Remark sparks row over German unity

A leading Social Democrat has poked the sacred cow of German reunification -- and some conservatives are responding with cries of ``treason.'' J"urgen Schmude, deputy parliamentary opposition leader, set off the furor by suggesting last weekend that West Germany amend the preamble to the Constitution. The preamble -- written in the 1940s, when reunification was a near-term expectation -- specifies: ``The entire German people are called upon to achieve in free self-determination the unity and freedom of Germany.''

Dr. Schmude asked if it wasn't time to draw conclusions from the history of the past 40 years, and questioned whether Bonn's main goal should really be political restoration of a united German state.

Christian Democratic MP J"urgen Todenh"ofer branded the remarks as ``treason.'' Christian Democratic Chancellor Helmut Kohl asserted that the aim of reunification cannot be abandoned.

Criticism also arose from other conservatives, from Free Democratic Foreign Minister Hans-Dietrich Genscher, and even Schmude's Social Democratic colleagues. The only full support came from the countercultural Greens party.

Schmude retreated somewhat, saying that he spoke only for himself, and that he still holds the idea of a single German nation as the most important goal. But he stuck to his original point: that other solutions are possible -- such as two German states under a common European roof or East-West German contacts comparable to West German-Austrian contacts.

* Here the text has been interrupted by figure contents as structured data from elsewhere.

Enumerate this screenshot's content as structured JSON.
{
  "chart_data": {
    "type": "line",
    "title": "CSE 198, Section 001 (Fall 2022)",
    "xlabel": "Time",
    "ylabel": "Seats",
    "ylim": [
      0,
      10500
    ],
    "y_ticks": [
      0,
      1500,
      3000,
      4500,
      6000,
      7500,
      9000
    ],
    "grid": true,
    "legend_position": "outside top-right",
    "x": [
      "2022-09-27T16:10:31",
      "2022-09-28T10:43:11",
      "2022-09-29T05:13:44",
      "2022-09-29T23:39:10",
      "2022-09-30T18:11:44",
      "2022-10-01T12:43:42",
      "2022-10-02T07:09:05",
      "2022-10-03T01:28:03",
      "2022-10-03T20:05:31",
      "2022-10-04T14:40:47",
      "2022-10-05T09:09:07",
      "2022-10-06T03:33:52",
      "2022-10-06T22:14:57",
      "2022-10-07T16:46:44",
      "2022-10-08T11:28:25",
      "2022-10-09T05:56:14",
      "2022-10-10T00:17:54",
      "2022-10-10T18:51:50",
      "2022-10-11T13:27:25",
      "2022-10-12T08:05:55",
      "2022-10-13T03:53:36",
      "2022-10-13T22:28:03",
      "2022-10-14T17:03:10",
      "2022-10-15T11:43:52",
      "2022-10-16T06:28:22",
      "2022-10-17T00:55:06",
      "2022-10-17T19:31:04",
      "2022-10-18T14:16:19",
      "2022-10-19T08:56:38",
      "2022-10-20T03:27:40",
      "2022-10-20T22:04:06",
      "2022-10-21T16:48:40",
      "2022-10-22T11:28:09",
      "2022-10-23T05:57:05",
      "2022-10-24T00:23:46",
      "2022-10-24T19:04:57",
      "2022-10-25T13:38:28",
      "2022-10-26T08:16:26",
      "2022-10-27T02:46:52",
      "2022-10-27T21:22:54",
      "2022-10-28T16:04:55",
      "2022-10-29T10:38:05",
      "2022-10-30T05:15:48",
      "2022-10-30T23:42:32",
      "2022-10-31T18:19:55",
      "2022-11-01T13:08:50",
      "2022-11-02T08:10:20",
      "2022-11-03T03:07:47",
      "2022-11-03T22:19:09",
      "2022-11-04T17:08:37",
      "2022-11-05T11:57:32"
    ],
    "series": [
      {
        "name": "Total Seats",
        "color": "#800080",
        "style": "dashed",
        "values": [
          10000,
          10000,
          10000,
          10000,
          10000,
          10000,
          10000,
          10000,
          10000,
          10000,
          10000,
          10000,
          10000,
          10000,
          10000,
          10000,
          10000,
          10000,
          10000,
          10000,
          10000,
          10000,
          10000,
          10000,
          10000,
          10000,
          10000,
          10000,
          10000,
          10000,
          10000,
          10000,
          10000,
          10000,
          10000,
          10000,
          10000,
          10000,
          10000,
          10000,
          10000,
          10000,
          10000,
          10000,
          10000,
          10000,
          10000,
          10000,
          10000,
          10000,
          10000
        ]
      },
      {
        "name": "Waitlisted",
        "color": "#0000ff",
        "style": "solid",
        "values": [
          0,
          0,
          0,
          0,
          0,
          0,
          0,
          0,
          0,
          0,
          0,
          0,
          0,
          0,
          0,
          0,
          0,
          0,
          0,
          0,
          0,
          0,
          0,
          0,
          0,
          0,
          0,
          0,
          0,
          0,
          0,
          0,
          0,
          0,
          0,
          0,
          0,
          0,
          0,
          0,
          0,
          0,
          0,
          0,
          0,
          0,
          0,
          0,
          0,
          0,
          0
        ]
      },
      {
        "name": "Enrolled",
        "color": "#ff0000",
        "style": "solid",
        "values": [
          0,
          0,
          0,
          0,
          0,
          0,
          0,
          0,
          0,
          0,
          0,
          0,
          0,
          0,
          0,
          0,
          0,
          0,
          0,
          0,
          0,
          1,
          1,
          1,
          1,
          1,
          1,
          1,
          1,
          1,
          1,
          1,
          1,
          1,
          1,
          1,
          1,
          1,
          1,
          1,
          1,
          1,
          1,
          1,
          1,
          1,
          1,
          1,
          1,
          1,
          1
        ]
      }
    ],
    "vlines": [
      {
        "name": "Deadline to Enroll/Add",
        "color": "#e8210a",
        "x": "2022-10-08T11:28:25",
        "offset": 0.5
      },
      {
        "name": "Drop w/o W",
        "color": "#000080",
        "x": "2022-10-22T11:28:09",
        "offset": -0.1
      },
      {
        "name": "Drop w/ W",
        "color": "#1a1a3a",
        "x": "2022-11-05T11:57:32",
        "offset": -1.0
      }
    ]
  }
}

All this is heresy to West German conservatives. In the 1970s the conservatives bitterly fought Bonn's d'etente agreements with the Soviet Union, Poland, and East Germany. And after the conservatives came to power in 1982 and basically continued d'etente, the conservatives' own right wing objected. In particular, the group of postwar refugees from former German lands to the east stresses that Germany retains a legal claim to these lands pending a peace treaty ending World War II.

The conservatives have seized on Schmude's comments as proof of their allegation that the Social Democrats are anti-American and pro-Soviet. But their real target is former Chancellor Willy Brandt, the Social Democrat who was the original architect of d'etente. Mr. Brandt is to visit Moscow next week and is expected to meet with Soviet leader Mikhail Gorbachev.

East German news media joined the controversy by repeating the position that Bonn must fully recognize the separate existence of East Germany. East Berlin is in a holding pattern in its relations with Bonn. It is much more restrained than Moscow in charging West Germany with ``revanchism,'' or a desire to regain lost German territory to the east.

In the uncertain first few months of new Kremlin leadership, however, East Berlin is moving cautiously in warming up relations with Bonn. East German parliamentary president Horst Sindermann just canceled a visit to Bonn, apparently because West German parliamentary president Philipp Jenninger would not receive him in the Bundestag office.